2. Photinia serratifolia (Desfontaines) Kalkman, Blumea. 21: 424. 1973.
Chinese photinia or hawthorn
Crataegus serratifolia Desfontaines, Tabl. Ecole Bot. ed. 3, 288, 408. 1829
Plants 40–60(–120) dm. Leaves persistent; petiole 20–40 mm, villous adaxially when young, glabrescent; blade narrowly elliptic to oblong, obovate-elliptic, or narrowly obovate, (6–)9–20 × 3–6.5 cm, coriaceous, base rounded or broadly cuneate, margins sharply serrate to rarely inconspicuously toothed or entire, lateral veins 20–30 pairs, apex acuminate, abaxial surfaces slightly villous along veins when young, quickly glabrescent. Inflorescences 10–18 cm diam. Pedicels without lenticels. Flowers 6–8 mm diam.; petals suborbiculate, 3–4 mm, glabrous or villous.
Flowering late Mar–Apr.
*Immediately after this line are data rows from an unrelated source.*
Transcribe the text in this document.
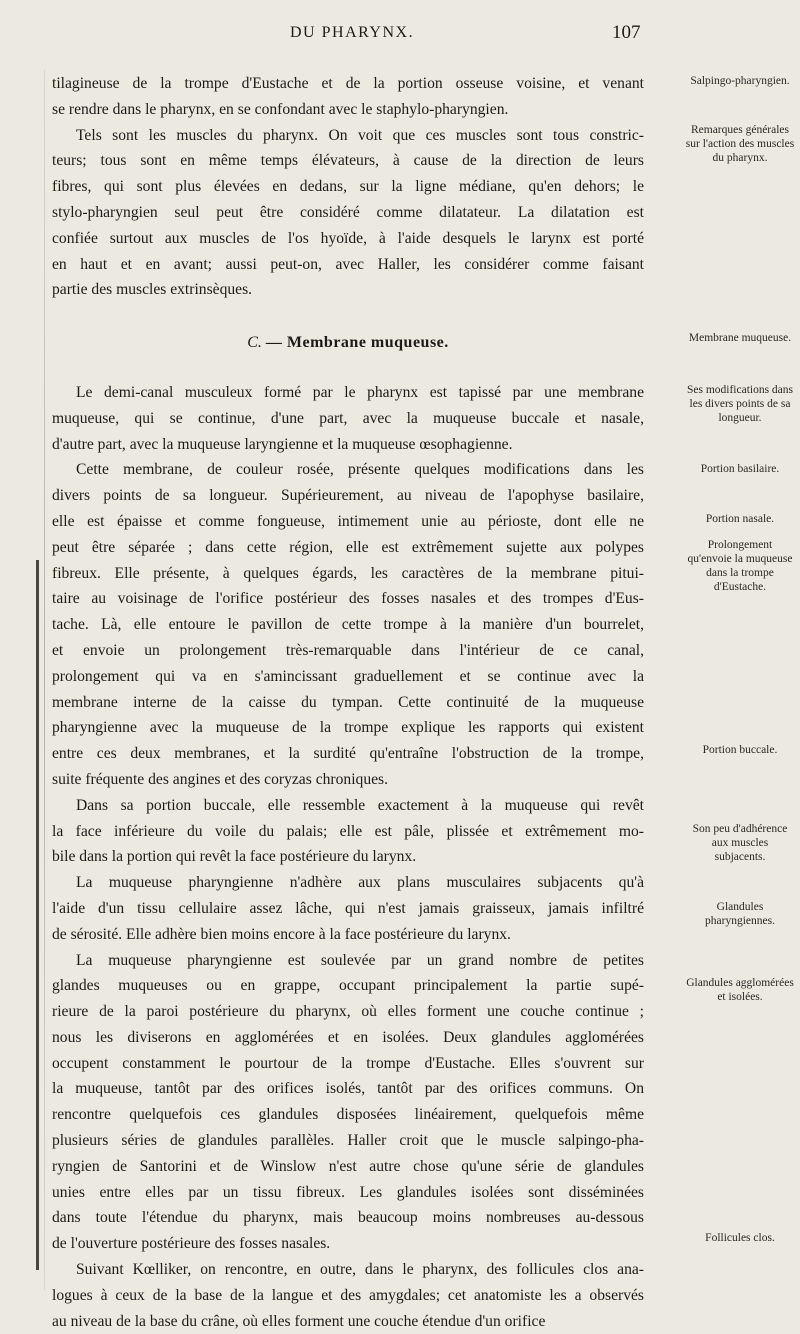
DU PHARYNX.	107

tilagineuse de la trompe d'Eustache et de la portion osseuse voisine, et venant
se rendre dans le pharynx, en se confondant avec le staphylo-pharyngien.
Tels sont les muscles du pharynx. On voit que ces muscles sont tous constric-
teurs; tous sont en même temps élévateurs, à cause de la direction de leurs
fibres, qui sont plus élevées en dedans, sur la ligne médiane, qu'en dehors; le
stylo-pharyngien seul peut être considéré comme dilatateur. La dilatation est
confiée surtout aux muscles de l'os hyoïde, à l'aide desquels le larynx est porté
en haut et en avant; aussi peut-on, avec Haller, les considérer comme faisant
partie des muscles extrinsèques.

C. — Membrane muqueuse.

Le demi-canal musculeux formé par le pharynx est tapissé par une membrane
muqueuse, qui se continue, d'une part, avec la muqueuse buccale et nasale,
d'autre part, avec la muqueuse laryngienne et la muqueuse œsophagienne.
Cette membrane, de couleur rosée, présente quelques modifications dans les
divers points de sa longueur. Supérieurement, au niveau de l'apophyse basilaire,
elle est épaisse et comme fongueuse, intimement unie au périoste, dont elle ne
peut être séparée ; dans cette région, elle est extrêmement sujette aux polypes
fibreux. Elle présente, à quelques égards, les caractères de la membrane pitui-
taire au voisinage de l'orifice postérieur des fosses nasales et des trompes d'Eus-
tache. Là, elle entoure le pavillon de cette trompe à la manière d'un bourrelet,
et envoie un prolongement très-remarquable dans l'intérieur de ce canal,
prolongement qui va en s'amincissant graduellement et se continue avec la
membrane interne de la caisse du tympan. Cette continuité de la muqueuse
pharyngienne avec la muqueuse de la trompe explique les rapports qui existent
entre ces deux membranes, et la surdité qu'entraîne l'obstruction de la trompe,
suite fréquente des angines et des coryzas chroniques.
Dans sa portion buccale, elle ressemble exactement à la muqueuse qui revêt
la face inférieure du voile du palais; elle est pâle, plissée et extrêmement mo-
bile dans la portion qui revêt la face postérieure du larynx.
La muqueuse pharyngienne n'adhère aux plans musculaires subjacents qu'à
l'aide d'un tissu cellulaire assez lâche, qui n'est jamais graisseux, jamais infiltré
de sérosité. Elle adhère bien moins encore à la face postérieure du larynx.
La muqueuse pharyngienne est soulevée par un grand nombre de petites
glandes muqueuses ou en grappe, occupant principalement la partie supé-
rieure de la paroi postérieure du pharynx, où elles forment une couche continue ;
nous les diviserons en agglomérées et en isolées. Deux glandules agglomérées
occupent constamment le pourtour de la trompe d'Eustache. Elles s'ouvrent sur
la muqueuse, tantôt par des orifices isolés, tantôt par des orifices communs. On
rencontre quelquefois ces glandules disposées linéairement, quelquefois même
plusieurs séries de glandules parallèles. Haller croit que le muscle salpingo-pha-
ryngien de Santorini et de Winslow n'est autre chose qu'une série de glandules
unies entre elles par un tissu fibreux. Les glandules isolées sont disséminées
dans toute l'étendue du pharynx, mais beaucoup moins nombreuses au-dessous
de l'ouverture postérieure des fosses nasales.
Suivant Kœlliker, on rencontre, en outre, dans le pharynx, des follicules clos ana-
logues à ceux de la base de la langue et des amygdales; cet anatomiste les a observés
au niveau de la base du crâne, où elles forment une couche étendue d'un orifice

Salpingo-pharyngien.
Remarques générales sur l'action des muscles du pharynx.
Membrane muqueuse.
Ses modifications dans les divers points de sa longueur.
Portion basilaire.
Portion nasale.
Prolongement qu'envoie la muqueuse dans la trompe d'Eustache.
Portion buccale.
Son peu d'adhérence aux muscles subjacents.
Glandules pharyngiennes.
Glandules agglomérées et isolées.
Follicules clos.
Fencerows, thickets, disturbed sites; 20–200 m; introduced; Ala., Ga., La., Miss., Tex.; Asia.
Four varieties of Photinia serratifolia are recorded in China; var. serratifolia occurs in the flora area and has leaf margins prominently serrate, entire only near the base (versus entire to shallowly and inconspicuously serrate in other varieties). Cultivars have been developed, however, differing in growth form, coloration, and leaf margins, and a formal identification to variety is problematic. Chinese photinia can grow larger than P. ×fraseri (‘red tip’) or Japanese photinia, and flowers appear before those of either.